To evaluate renal function, serum creatinine was commonly used. However, its value was highly affected by body types. Recently, cystatin C has alternatively been recommended for the diagnosis of AKI instead of creatinine [23]. Cystatin C is a serum protein filtered freely at the glomerulus as is creatinine, but unlike creatinine, it is produced by all nucleated cells and its level is not determined by muscle mass; therefore, its generation appears to be more uniform across populations [24]. Generally, cystatin C is not recommended to evaluate renal function, and KDIGO guidelines still use serum creatinine. On the other hand, there are several studies in which cystatin C appears to be a better biomarker in the prediction of AKI, especially in the early phase [25,26,27,28]. The concentration of cystatin C peaks earlier than serum creatinine in patients with AKI, and may enable the earlier detection of kidney dysfunction than creatinine [29]. In this study, in line with previous studies, we used cystatin C to evaluate renal function along with serum creatinine in more detail. As a result, both underweight and overweight patients in the AKI [ABW] group showed highly heterogeneous serum cystatin C levels. In this regard, we should recognize that the use of ABW to establish a urinary diagnosis of AKI would result in delayed recognition of AKI in the underweight group, compared to the findings obtained using IBW, irrespective of their severity of illness. To confirm this finding, further studies are needed to evaluate the relationship between BMI and cystatin C concentration in septic AKI patients.

Limitations

Several limitations associated with the present study should be mentioned. First, this was a single-center, retrospective study. The sample size was relatively small, particularly when divided into BMI subgroups. Further studies are needed to confirm our findings, especially for the underweight patients. Second, we did not evaluate fluid balance before admission to the ICU; therefore, the baseline body weight might differ from that in the pre-morbid state. In addition, the timing of body weight measurement was not always just after ICU admission. However, we tried to select the most reliable body weight value after ICU admission in an effort to minimize any errors. Third, we did not measure other AKI biomarkers, such as urine neutrophil gelatinase-associated lipocalin (NGAL), to evaluate the accuracy of urinary AKI. Finally, whether or not the patients’ underweight statuses were due to malignant disease was unclear. The presence of such disease, for example, cachexia, might be associated with the relatively higher mortality rate observed in this subgroup than that in the other BMI subgroups.

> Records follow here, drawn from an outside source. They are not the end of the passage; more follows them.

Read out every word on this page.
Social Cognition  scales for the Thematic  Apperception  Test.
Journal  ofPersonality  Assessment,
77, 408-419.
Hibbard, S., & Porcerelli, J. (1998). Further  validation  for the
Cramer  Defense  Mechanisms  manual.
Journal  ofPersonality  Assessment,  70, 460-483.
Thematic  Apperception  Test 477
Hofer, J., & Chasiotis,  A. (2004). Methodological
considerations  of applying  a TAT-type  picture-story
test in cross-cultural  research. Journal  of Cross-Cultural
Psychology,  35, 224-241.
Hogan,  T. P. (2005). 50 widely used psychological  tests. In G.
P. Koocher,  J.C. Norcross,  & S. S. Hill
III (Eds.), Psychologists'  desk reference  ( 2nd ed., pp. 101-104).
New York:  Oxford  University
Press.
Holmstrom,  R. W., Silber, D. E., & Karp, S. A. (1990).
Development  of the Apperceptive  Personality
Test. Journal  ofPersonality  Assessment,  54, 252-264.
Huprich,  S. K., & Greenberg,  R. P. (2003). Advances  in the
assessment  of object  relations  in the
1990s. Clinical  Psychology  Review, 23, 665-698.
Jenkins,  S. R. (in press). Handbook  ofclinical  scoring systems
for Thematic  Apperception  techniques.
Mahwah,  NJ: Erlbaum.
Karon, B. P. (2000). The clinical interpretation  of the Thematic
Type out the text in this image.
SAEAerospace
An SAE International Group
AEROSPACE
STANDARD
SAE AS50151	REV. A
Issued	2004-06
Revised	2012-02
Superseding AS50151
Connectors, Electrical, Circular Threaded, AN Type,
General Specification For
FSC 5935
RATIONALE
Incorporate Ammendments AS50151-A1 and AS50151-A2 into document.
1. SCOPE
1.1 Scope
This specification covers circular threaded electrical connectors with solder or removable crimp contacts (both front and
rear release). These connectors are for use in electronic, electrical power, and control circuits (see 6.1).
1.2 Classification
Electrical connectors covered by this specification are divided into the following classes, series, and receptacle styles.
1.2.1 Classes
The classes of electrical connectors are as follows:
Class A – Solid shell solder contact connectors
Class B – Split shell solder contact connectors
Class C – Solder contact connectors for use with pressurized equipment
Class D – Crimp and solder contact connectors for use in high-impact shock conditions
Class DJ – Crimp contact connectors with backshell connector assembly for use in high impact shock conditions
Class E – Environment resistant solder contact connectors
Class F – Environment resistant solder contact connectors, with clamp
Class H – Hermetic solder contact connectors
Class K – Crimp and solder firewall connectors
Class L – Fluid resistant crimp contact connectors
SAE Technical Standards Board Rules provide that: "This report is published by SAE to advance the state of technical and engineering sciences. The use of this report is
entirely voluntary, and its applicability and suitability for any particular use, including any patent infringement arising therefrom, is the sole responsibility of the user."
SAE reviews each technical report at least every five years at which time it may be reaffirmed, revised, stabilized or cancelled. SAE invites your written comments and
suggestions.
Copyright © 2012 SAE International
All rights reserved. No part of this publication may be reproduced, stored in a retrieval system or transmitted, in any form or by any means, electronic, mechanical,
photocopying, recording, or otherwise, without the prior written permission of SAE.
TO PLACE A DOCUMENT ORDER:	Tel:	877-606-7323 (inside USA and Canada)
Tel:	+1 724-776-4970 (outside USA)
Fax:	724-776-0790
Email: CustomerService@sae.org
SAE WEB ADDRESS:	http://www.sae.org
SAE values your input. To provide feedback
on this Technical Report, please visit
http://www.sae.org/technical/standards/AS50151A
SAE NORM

Despite these limitations, our study has several strengths. All of our patients were evaluated using the Sepsis-3 criteria as being at risk for AKI. In addition, to the best of our knowledge, our study is the first to focus on various body weight types in order to evaluate the homogeneity of the timing of establishing a urinary diagnosis of AKI.

Conclusion

Using ABW to calculate the weight-adjusted hourly urine output for diagnosing AKI generally increased the sensitivity compared with IBW irrespective of the severity of disease among both groups. This result could be expected due to the increasing number of overweight patients who earlier meet the definition of urinary AKI. Delayed diagnosis, however, was more common among underweight patients in this situation, and clinicians should be cautious when diagnosing urinary AKI using actual body weight.